Reduction in the rate of neonatal birth trauma has been an important component of several recent perinatal safety initiatives.[12,17–20] Some have reported that implementation of a bundle of practices led to a significant reduction in birth traumas, and proposed a goal of zero birth traumas.[12,18,20] However, reports of the in utero origin of several neonatal morbidities such as brachial nerve palsy and intracranial hemorrhage (ICH), as well as the presence of birth injuries in infants born by spontaneous vaginal delivery, raise the question of whether a target of zero birth traumas is appropriate.[21–23] Recent prospective studies suggest that as many as half of all vaginally delivered asymptomatic term infants have evidence of an ICH on brain MRI.[22,24] One study found that mothers of neonates with ICH were not more likely to have had assisted vaginal delivery or other signs of a difficult delivery such as perineal lacerations, and none of the neonates had evidence of other birth traumas.[22] Thus, it is unclear what an acceptable baseline rate of birth trauma should be. Based on the reported rates of findings consistent with birth trauma in 'normal deliveries', Sauber-Schatz[2] proposed an acceptable 'normal' baseline rate of 18 birth injuries per 1000 in-hospital births, but any absolute number is likely to vary between institutions and needs validation.

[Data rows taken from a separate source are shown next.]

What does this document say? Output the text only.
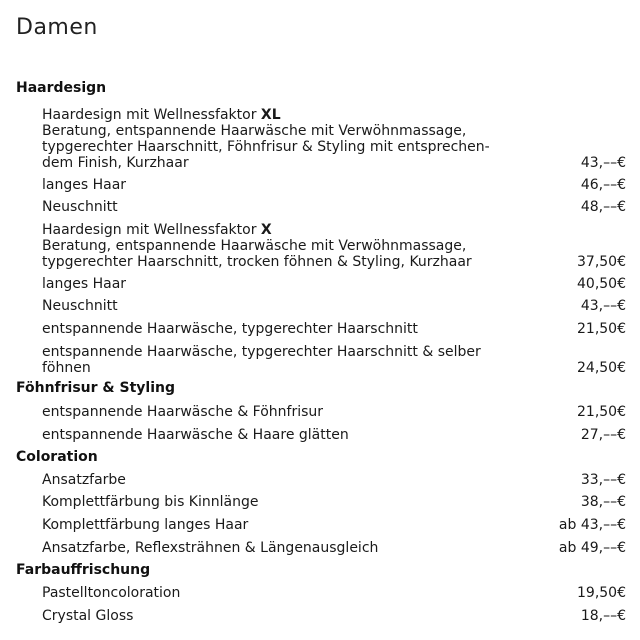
Damen
Haardesign
Haardesign mit Wellnessfaktor XL
Beratung, entspannende Haarwäsche mit Verwöhnmassage,
typgerechter Haarschnitt, Föhnfrisur & Styling mit entsprechen-
dem Finish, Kurzhaar	43,––€
langes Haar	46,––€
Neuschnitt	48,––€
Haardesign mit Wellnessfaktor X
Beratung, entspannende Haarwäsche mit Verwöhnmassage,
typgerechter Haarschnitt, trocken föhnen & Styling, Kurzhaar	37,50€
langes Haar	40,50€
Neuschnitt	43,––€
entspannende Haarwäsche, typgerechter Haarschnitt	21,50€
entspannende Haarwäsche, typgerechter Haarschnitt & selber
föhnen	24,50€
Föhnfrisur & Styling
entspannende Haarwäsche & Föhnfrisur	21,50€
entspannende Haarwäsche & Haare glätten	27,––€
Coloration
Ansatzfarbe	33,––€
Komplettfärbung bis Kinnlänge	38,––€
Komplettfärbung langes Haar	ab 43,––€
Ansatzfarbe, Reflexsträhnen & Längenausgleich	ab 49,––€
Farbauffrischung
Pastelltoncoloration	19,50€
Crystal Gloss	18,––€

Not all Birth Traumas are the Same

Birth traumas vary considerably in severity and extent, as well as long-term consequences. The utility of birth trauma rates is very limited if no additional information regarding severity or long-term outcome is incorporated in the data. For example, a birth injury rate of 5/1000 live births due to scalpel skin wounds is very different from a birth injury rate of 5/1000 live births owing to subgaleal hemorrhages or brachial plexus injuries.

Other Limitations

The current definition of birth trauma excludes some common and important birth injuries, such as clavicular fractures and brachial plexus injuries. Furthermore, some inclusions and exclusions to the definition appear inconsistent and arbitrary. For example, Erb's palsy and Klumpke's palsy are excluded, whereas phrenic nerve palsy is included, yet these frequently have the same underlying etiology—a brachial plexus injury. In addition, the current definitions only include term infants and those discharged from the birth hospital. (Supplementary Appendix A This approach misses important groups of infants, such as preterm infants, infants who were transferred to another institution, or those who died during their initial hospital stay. Further, some criteria in the current definitions, such as 'subdural and cerebral hemorrhage due to birth trauma or intrapartum anoxia or hypoxia' and 'massive epicranial subaponeurotic hemorrhage,' are subjective and can be difficult both to identify and to attribute to birth trauma based on administrative data alone. Several studies from different health-care settings have shown that the accuracy of administrative data is prone to subjectivity, variability and error, and diagnoses retrieved from electronic administrative sources and manual chart review frequently disagree.[25–27] Thus, the determination of birth trauma rate and severity using administrative databases may not be accurate.